Slugs are auto-generated from names using underscore notation, just like block variable names.
Formula columns
Formula columns let you define computed values using math expressions. Each cell in a formula column stores its own expression and variable bindings.
Syntax
Formulas support standard math operations and functions:
| Category | Syntax |
|---|---|
| Operators |
+, -, *, /, ^ (power) |
| Unary minus |
-a |
| Parentheses |
(a + b) * c |
| Literals |
42, 3.14 |
| Functions |
sqrt(x), abs(x), floor(x), ceil(x), round(x), min(a, b), max(a, b) |
Expressions use single-letter or named symbols (a, b, con_value) that are bound to actual data sources.
Binding types
Each symbol in a formula is bound to a data source. There are two binding types:
-
Same-row – references another column in the same row. For example, binding
ato the “Base” column meansaresolves to that row’s Base value. -
Cross-sheet variable – references any variable in the project by its full path. For example, binding
btomc.jaime.levelpulls the character’s level into the formula.
Example
A “Modifier” formula column on a stats table with the expression floor((a - 10) / 2), where a is bound to the same-row “Value” column:
| Stat | Value | Modifier |
|---|---|---|
| Strength | 16 | 3 |
| Dexterity | 12 | 1 |
| Constitution | 8 | -1 |
The modifier is recomputed whenever the bound values change.
Column configuration
Columns have the same configuration options as their equivalent block types:
- Select / Multi Select columns get a list of options.

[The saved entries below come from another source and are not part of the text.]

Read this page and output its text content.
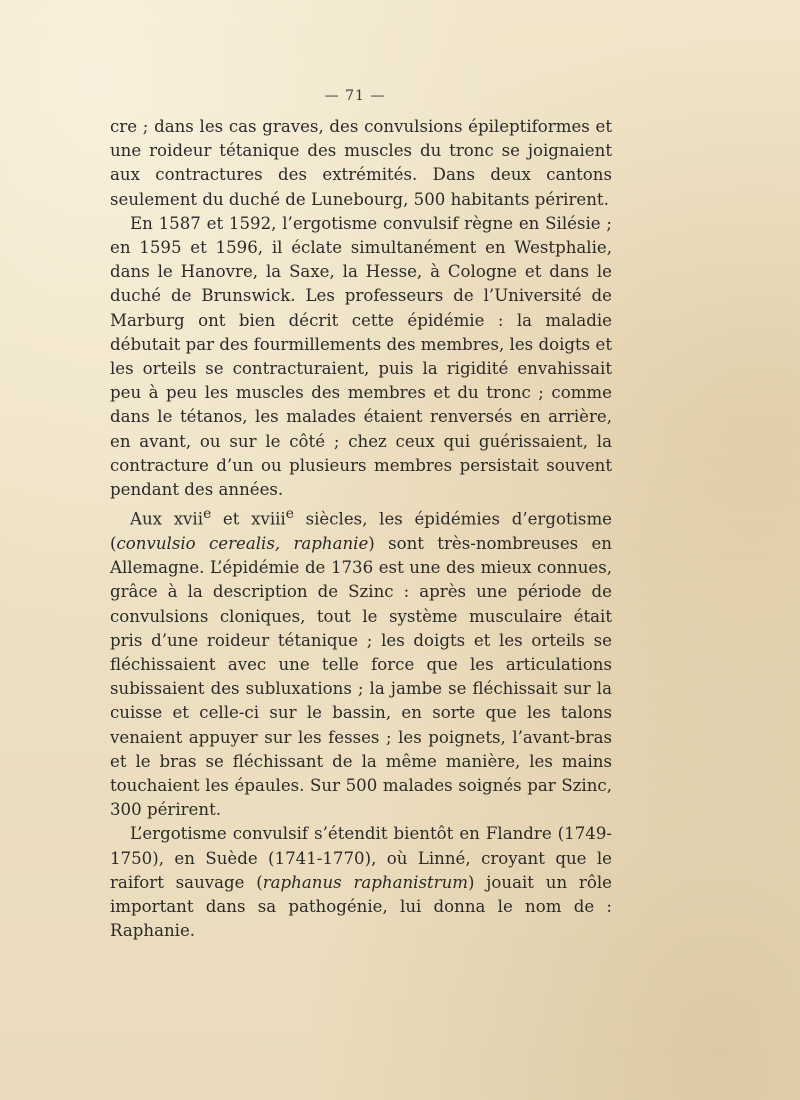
— 71 —

cre ; dans les cas graves, des convulsions épileptiformes et une roideur tétanique des muscles du tronc se joignaient aux contractures des extrémités. Dans deux cantons seulement du duché de Lunebourg, 500 habitants périrent.

En 1587 et 1592, l’ergotisme convulsif règne en Silésie ; en 1595 et 1596, il éclate simultanément en Westphalie, dans le Hanovre, la Saxe, la Hesse, à Cologne et dans le duché de Brunswick. Les professeurs de l’Université de Marburg ont bien décrit cette épidémie : la maladie débutait par des fourmillements des membres, les doigts et les orteils se contracturaient, puis la rigidité envahissait peu à peu les muscles des membres et du tronc ; comme dans le tétanos, les malades étaient renversés en arrière, en avant, ou sur le côté ; chez ceux qui guérissaient, la contracture d’un ou plusieurs membres persistait souvent pendant des années.

Aux xvii$^e$ et xviii$^e$ siècles, les épidémies d’ergotisme (convulsio cerealis, raphanie) sont très-nombreuses en Allemagne. L’épidémie de 1736 est une des mieux connues, grâce à la description de Szinc : après une période de convulsions cloniques, tout le système musculaire était pris d’une roideur tétanique ; les doigts et les orteils se fléchissaient avec une telle force que les articulations subissaient des subluxations ; la jambe se fléchissait sur la cuisse et celle-ci sur le bassin, en sorte que les talons venaient appuyer sur les fesses ; les poignets, l’avant-bras et le bras se fléchissant de la même manière, les mains touchaient les épaules. Sur 500 malades soignés par Szinc, 300 périrent.

L’ergotisme convulsif s’étendit bientôt en Flandre (1749-1750), en Suède (1741-1770), où Linné, croyant que le raifort sauvage (raphanus raphanistrum) jouait un rôle important dans sa pathogénie, lui donna le nom de : Raphanie.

- Columns can be marked as constant – their cells won’t be exposed as variables.
- Columns can be marked as required – empty cells will be flagged.
Inheritance
When a table block has scope set to “children”, the entire table structure (columns and rows) is copied to child sheets. Each child gets its own table with the same columns and rows but independent cell values.
Formula bindings that reference the parent sheet are automatically rewritten to point to the child sheet. For example, if a parent sheet main has a formula binding to main.combat.attack, the child sheet seven gets the binding rewritten to seven.combat.attack (assuming the combat block was also inherited).